В этих взаимопереплетающихся аспектах семейного развития ребенок на каждой стадии вбирает в себя свои переживания, связанные с родителями, как данные об «интернализованном объекте» и «Эго» или части его самого, соответствующей его восприятию конкретного объекта в конкретный момент развития. Поскольку подавляемые либидинальная и антилибидинальная системы остаются относительно неизменными во времени, они продолжают входить в состав Я, не подвергаясь процессу созревания. Между тем, на уровне центрального Эго , то есть в основном русле развития, родитель и ребенок продолжают эволюционировать, и их отношения репрезентируют «подлинное» взаимодействие. Однако образ родителя, включенный в вытесненную систему внутренних объектов, не изменяется, и ребенок отчасти ведет себя так, как будто бы реальный родитель остался или должен был остаться «внутренним объектом» из его прошлого опыта. Некоторые элементы поведения родителя действительно сохраняются, и такая стабильность в течение продолжительного периода подкрепляет структуру внутреннего опыта. В зависимости от того, насколько неизменно ведет себя родитель, модель, интроецированная ребенком, закрепляется и становится все более ригидной. Опыт, усвоенный в начале жизни, преобразуется в очень устойчивые модели – как потому, что внешний и внутренний миры становятся ближе, так и потому, что зачастую они поддерживаются постоянством родительского поведения. Внутренняя модель опыта до определенного предела подвластна изменениям, но им противостоит сила инерции. Психотерапия обычно занимает так много времени именно потому, что устоявшиеся старые модели могут изменяться лишь очень медленно и каждая внутренняя перемена сопряжена с потерей части знакомого внутреннего мира, которую нужно оплакать, прежде чем ее место займет новая модель.

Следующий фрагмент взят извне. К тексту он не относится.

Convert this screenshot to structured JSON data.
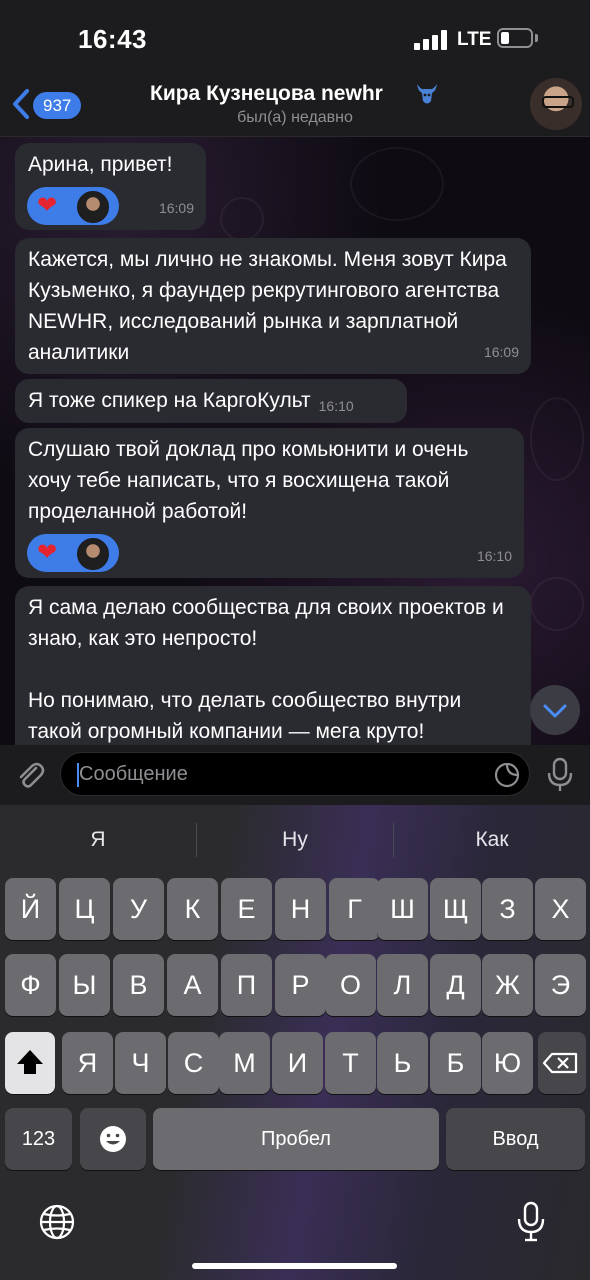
{
  "status": {
    "time": "16:43",
    "network": "LTE"
  },
  "header": {
    "back_badge": "937",
    "title": "Кира Кузнецова newhr",
    "subtitle": "был(а) недавно"
  },
  "messages": [
    {
      "text": "Арина, привет!",
      "time": "16:09",
      "reaction": "heart"
    },
    {
      "text": "Кажется, мы лично не знакомы. Меня зовут Кира Кузьменко, я фаундер рекрутингового агентства NEWHR, исследований рынка и зарплатной аналитики",
      "time": "16:09"
    },
    {
      "text": "Я тоже спикер на КаргоКульт",
      "time": "16:10"
    },
    {
      "text": "Слушаю твой доклад про комьюнити и очень хочу тебе написать, что я восхищена такой проделанной работой!",
      "time": "16:10",
      "reaction": "heart"
    },
    {
      "text": "Я сама делаю сообщества для своих проектов и знаю, как это непросто!",
      "text2": "Но понимаю, что делать сообщество внутри такой огромный компании — мега круто!"
    }
  ],
  "input": {
    "placeholder": "Сообщение"
  },
  "keyboard": {
    "suggestions": [
      "Я",
      "Ну",
      "Как"
    ],
    "row1": [
      "Й",
      "Ц",
      "У",
      "К",
      "Е",
      "Н",
      "Г",
      "Ш",
      "Щ",
      "З",
      "Х"
    ],
    "row2": [
      "Ф",
      "Ы",
      "В",
      "А",
      "П",
      "Р",
      "О",
      "Л",
      "Д",
      "Ж",
      "Э"
    ],
    "row3": [
      "Я",
      "Ч",
      "С",
      "М",
      "И",
      "Т",
      "Ь",
      "Б",
      "Ю"
    ],
    "numbers_key": "123",
    "space_key": "Пробел",
    "return_key": "Ввод"
  },
  "colors": {
    "accent": "#3e7ce7",
    "bubble": "#2a2a31",
    "heart": "#e5242f"
  }
}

Таким образом, у растущего ребенка наблюдается тенденция частично использовать родителя в трансферентном смысле, ощущая при этом иллюзорную уверенность, что ни он сам, ни его родитель не изменились со времени более раннего опыта. Несмотря на эту иллюзию, ребенок посылает также сигналы о том, что ему нужен родитель, соответствующий актуальному уровню его развития. Родитель часто чувствует эту несогласованность, поскольку он тоже стремится отвечать меняющимся потребностям растущего ребенка, однако встречается с отношением , которое можно ожидать от детей более младшего возраста. Разумеется, нередко родителя вынуждают быть таким, как раньше, или, напротив, он сам может избегать роли, уместной исходя из уровня развития ребенка, из-за актуализации собственных старых конфликтов.

Окончательные отношения между родителем и ребенком разворачиваются не только на уровне центральных Эго и реальных внешних объектов. Они также имеют форму «разговора» между подавленными бессознательными частями психики того и другого. Например, либидинальное Эго ребенка, взаимодействуя с родителем, может бессознательно искать в нем соответствие с возбуждающим объектом ребенка. Если же родитель не реагирует, ребенок может увидеть в этом проявление антилибидинального объекта. Эта ситуация представлена на схеме А.2.

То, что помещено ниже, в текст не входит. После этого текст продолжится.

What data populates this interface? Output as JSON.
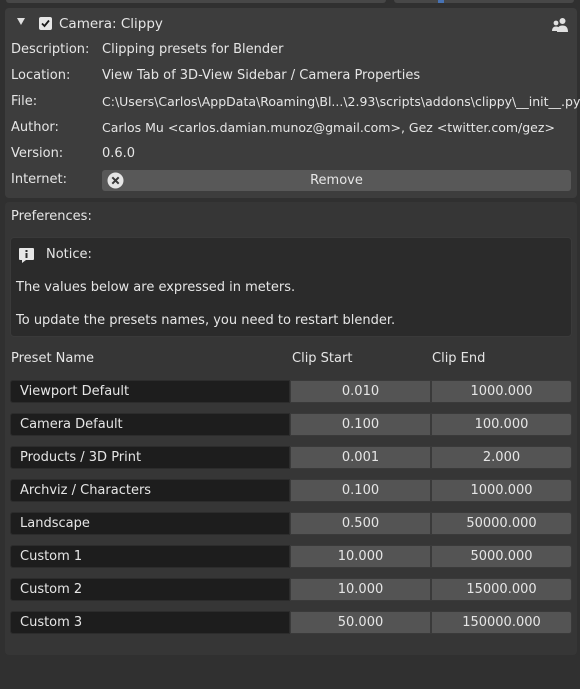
{
  "addon": {
    "title": "Camera: Clippy",
    "enabled": true,
    "fields": [
      {
        "label": "Description:",
        "value": "Clipping presets for Blender"
      },
      {
        "label": "Location:",
        "value": "View Tab of 3D-View Sidebar / Camera Properties"
      },
      {
        "label": "File:",
        "value": "C:\\Users\\Carlos\\AppData\\Roaming\\Bl...\\2.93\\scripts\\addons\\clippy\\__init__.py"
      },
      {
        "label": "Author:",
        "value": "Carlos Mu <carlos.damian.munoz@gmail.com>, Gez <twitter.com/gez>"
      },
      {
        "label": "Version:",
        "value": "0.6.0"
      }
    ],
    "internet_label": "Internet:",
    "remove_label": "Remove"
  },
  "preferences": {
    "title": "Preferences:",
    "notice": {
      "title": "Notice:",
      "line1": "The values below are expressed in meters.",
      "line2": "To update the presets names, you need to restart blender."
    },
    "columns": {
      "name": "Preset Name",
      "start": "Clip Start",
      "end": "Clip End"
    },
    "presets": [
      {
        "name": "Viewport Default",
        "start": "0.010",
        "end": "1000.000"
      },
      {
        "name": "Camera Default",
        "start": "0.100",
        "end": "100.000"
      },
      {
        "name": "Products / 3D Print",
        "start": "0.001",
        "end": "2.000"
      },
      {
        "name": "Archviz / Characters",
        "start": "0.100",
        "end": "1000.000"
      },
      {
        "name": "Landscape",
        "start": "0.500",
        "end": "50000.000"
      },
      {
        "name": "Custom 1",
        "start": "10.000",
        "end": "5000.000"
      },
      {
        "name": "Custom 2",
        "start": "10.000",
        "end": "15000.000"
      },
      {
        "name": "Custom 3",
        "start": "50.000",
        "end": "150000.000"
      }
    ]
  },
  "colors": {
    "background": "#303030",
    "panel": "#3d3d3d",
    "name_field": "#1d1d1d",
    "number_field": "#545454",
    "accent": "#4772b3"
  }
}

Схема А.2 Выше представлен механизм взаимодействия проективной и интроективной идентификаций ребенка с родителем в ситуации, когда он сталкивается с фрустрацией, неутолимой тоской или травмой. На диаграмме показан ребенок, стремящийся удовлетворить свои потребности и идентифицирующийся с аналогичными тенденциями в родителе посредством проективной идентификации. Если в ответ он встречает отвержение, он отождествляется с фрустрацией антилибидинальной системы родителя через интроективную идентификацию. Его либидинальная система с новой силой продолжает подавляться антилибидинальной системой.

Теперь он воспринимает родителя как отвергающий объект, активизирующий антилибидинальную систему. Родитель также нередко стремится обнаружить в ребенке утраченный либидинальный объект и вместо этого встречает объект злой и фрустрирующий, который напоминает ему о его собственных антилибидинальных родителях. Подобная ситуация, несущая в себе фрустрацию для обеих сторон, характерна для отношений между родителями и подростками. Она также нередко возникает в супружеской паре под влиянием сексуальной дисфункции, все больше навязывающей партнерам антилибидинальное взаимодействие.

В схеме А.3 обобщается разобранный выше пример отношений между ребенком, выражающим ранние трансферентные потребности, и фрустрированным родителем, или между двумя партнерами, каждый из которых ищет либидинальный объект и чувствует, что находит только антилибидинальный.

Схема A3. Бессознательные уровни взаимодействия родителя и ребенка в обоюдно фрустрирующей ситуации.

В каждом случае основную цель, заключающуюся в установлении и поддержании любящих отношений, можно считать достигнутой в той степени, в какой взаимодействие между участниками этих отношений удовлетворяет их «центральные Эго». В безопасном пространстве этой взаимной зависимости центральные Эго могут осмелиться на проявление подавленных либидинальных и антилибидинальных систем, не опасаясь разрушить привязанность. Эти отношения черпают свою силу в неослабевающей потребности всю жизнь быть привязанным к кому-то, свойственной всем людям, несмотря на то, что объекты привязанности и способы ее выражения должны меняться по ходу развития.

Таким образом, каждый из нас вырастает, сохраняя набор интернализованных объектов, которые несут в себе схему ранних отношений с отцом, матерью и сиблингами. В нас также есть разнообразные частицы, соответствующие этим внутренним объектам. Так создается «внутренняя семья», остающаяся с нами на протяжении всей жизни. Внутренние объекты «заглядывают нам через плечо» и влияют на наши актуальные отношения. А мы, в свою очередь, даем материал для формирования внутренней семьи наших детей.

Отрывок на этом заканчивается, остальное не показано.